The World Is Changing Its Mind

With all the noise coming from the BDS movement, it’s easy to miss the real news: Not only are countries not being intimidated by the anti-Israel pseudo-human rights activists who demand that they boycott Israel, but governments that traditionally boycotted Israel out of fear of angering the Arab world have been quietly increasing their economic activity with the Jewish state.

Take Japan, for instance. For decades, the resource-poor country, dependent on oil from the unstable Middle East, kept its distance from Israel. No Toyotas in the Promised Land. But the picture has changed to the point that Japan is today Israel’s fourth-largest market in Asia (which has overtaken the United States to become Israel’s largest trading partner after Europe).

Israel-Japan bilateral trade in goods in the first seven months of 2016 rose to $1.4 billion from $1.1 billion.

“Geopolitics is changing in the Middle East and as oil prices come down, strategically it’s not as important,” says Yoshimitsu Kobayashi, chairman of Mitsubishi Chemical Holdings.

But even if Japan is losing its fear of being denied Arab oil, what could Israel have to offer such a high-tech giant? State-of-the-art technologies in defense and cybersecurity, low-cost generic medications for its aging population — courtesy of Teva — and a culture of innovation that is respected around the world.

Following in the footsteps of thousands of other leading high-tech companies from around the world, Japanese firms are setting up research and development centers in Israel, buying start-ups, and entering into partnerships at unprecedented rates.

Mitsubishi’s Kobayashi, who led a delegation from the Japanese business lobby to Israel in May, summed it up best, when he said, “Japan is changing its mind.”

So are other countries. When Prime Minister Binyamin Netanyahu made a swing through Africa this summer he discovered a continent that was eager to do business with Israel.

His presentations of Israel’s latest technological advances generated tremendous excitement. According to Hamodia’s military correspondent, A. Pe’er, at the end of one meeting, one leader announced that he wanted Netanyahu to speak to his friend. He picked up the phone and within two minutes, the prime minister was speaking to the president of the most important Islamic African state.

What’s changed for these countries, among other things, is the emergence of Islamic State, which they now understand could reach deep inside their countries and wreak havoc, as happened in Yemen, Syria and the Horn of Africa. Their concern for the “Palestinian problem” is taking a back seat to concern for their very survival.

And they realize that only Israel, which unfortunately has vast experience in combatting terrorism, has the experience, technology and military intelligence to help them fend off IS.

Economic ties with at least seven African countries are being established and expanded. For now, they are being kept secret (as are economic ties with much of the Arab world). But they could pave the way for greater cooperation and alliances that may someday be translated into diplomatic support in international bodies.

Even Arab countries are changing their mind. Saudi Arabia, the Gulf States and other moderate countries understand that Islamic State and a nuclear-armed Iran are threats just as great to them as to Israel. Today, cooperation with Egypt is at unprecedented levels; the traditionally cold peace has never been warmer. Turkey has renewed diplomatic ties, in part because it wants a stake in Israel’s huge off-shore natural gas finds.

The geopolitics have changed. Israel is not isolated.

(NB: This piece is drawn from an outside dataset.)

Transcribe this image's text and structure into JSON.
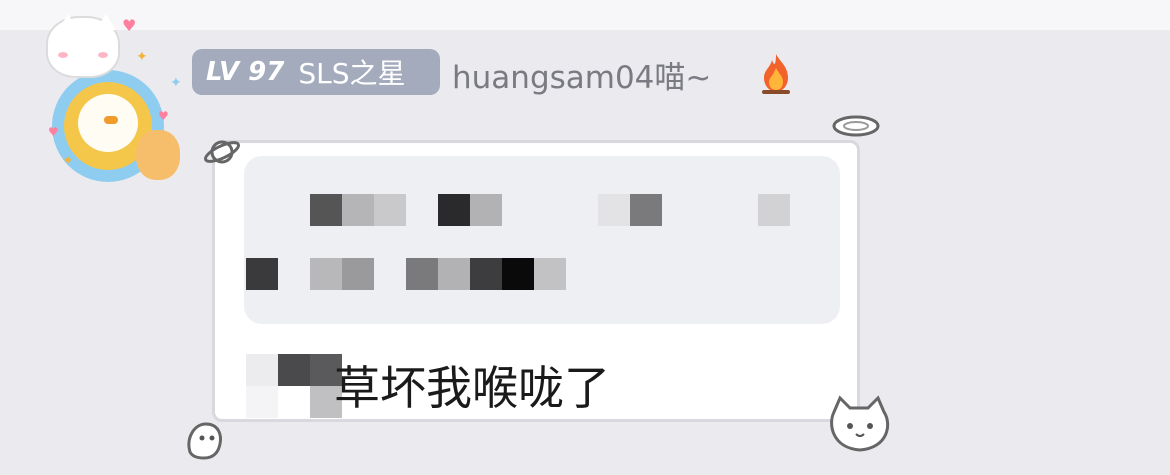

All this is not to say that Israel and Jewish groups around the world can afford to ignore the BDS movement. The lie that the founders of this movement are pushing — that they are peace-lovers who simply want a Palestinian state in the pre-1967 lines — must be exposed.

That is why the government of Israel has allocated funds to combat BDS and placed Internal Security Minister Gilad Erdan, a capable communicator, to head the campaign, and why leading philanthropists and activists throughout the Jewish world have signed on.

“My job is to reveal their true colors,” notes Erdan, who was in London this week to present Israel’s case. “We have documentation of many prominent BDS activists, when they have their guard down, answering the question whether Israel can exist as a Jewish state if it withdraws [to 1949 armistice lines], and they always answer no, the Jews have no right to their own state…. BDS is pure anti-Semitism, based on hating Jews and a refusal to recognize the Jews’ right to exist, let alone have a state.”

But while it’s important to make maximum effort in battling the slanderers, we must not lose sight of the fact that BDS activists are a minority, albeit a vocal one, and that they are not succeeding.

Foreign investment in Israel last year increased 71 percent, and this year appears just as promising. The world is changing its mind and that’s good news for Israel.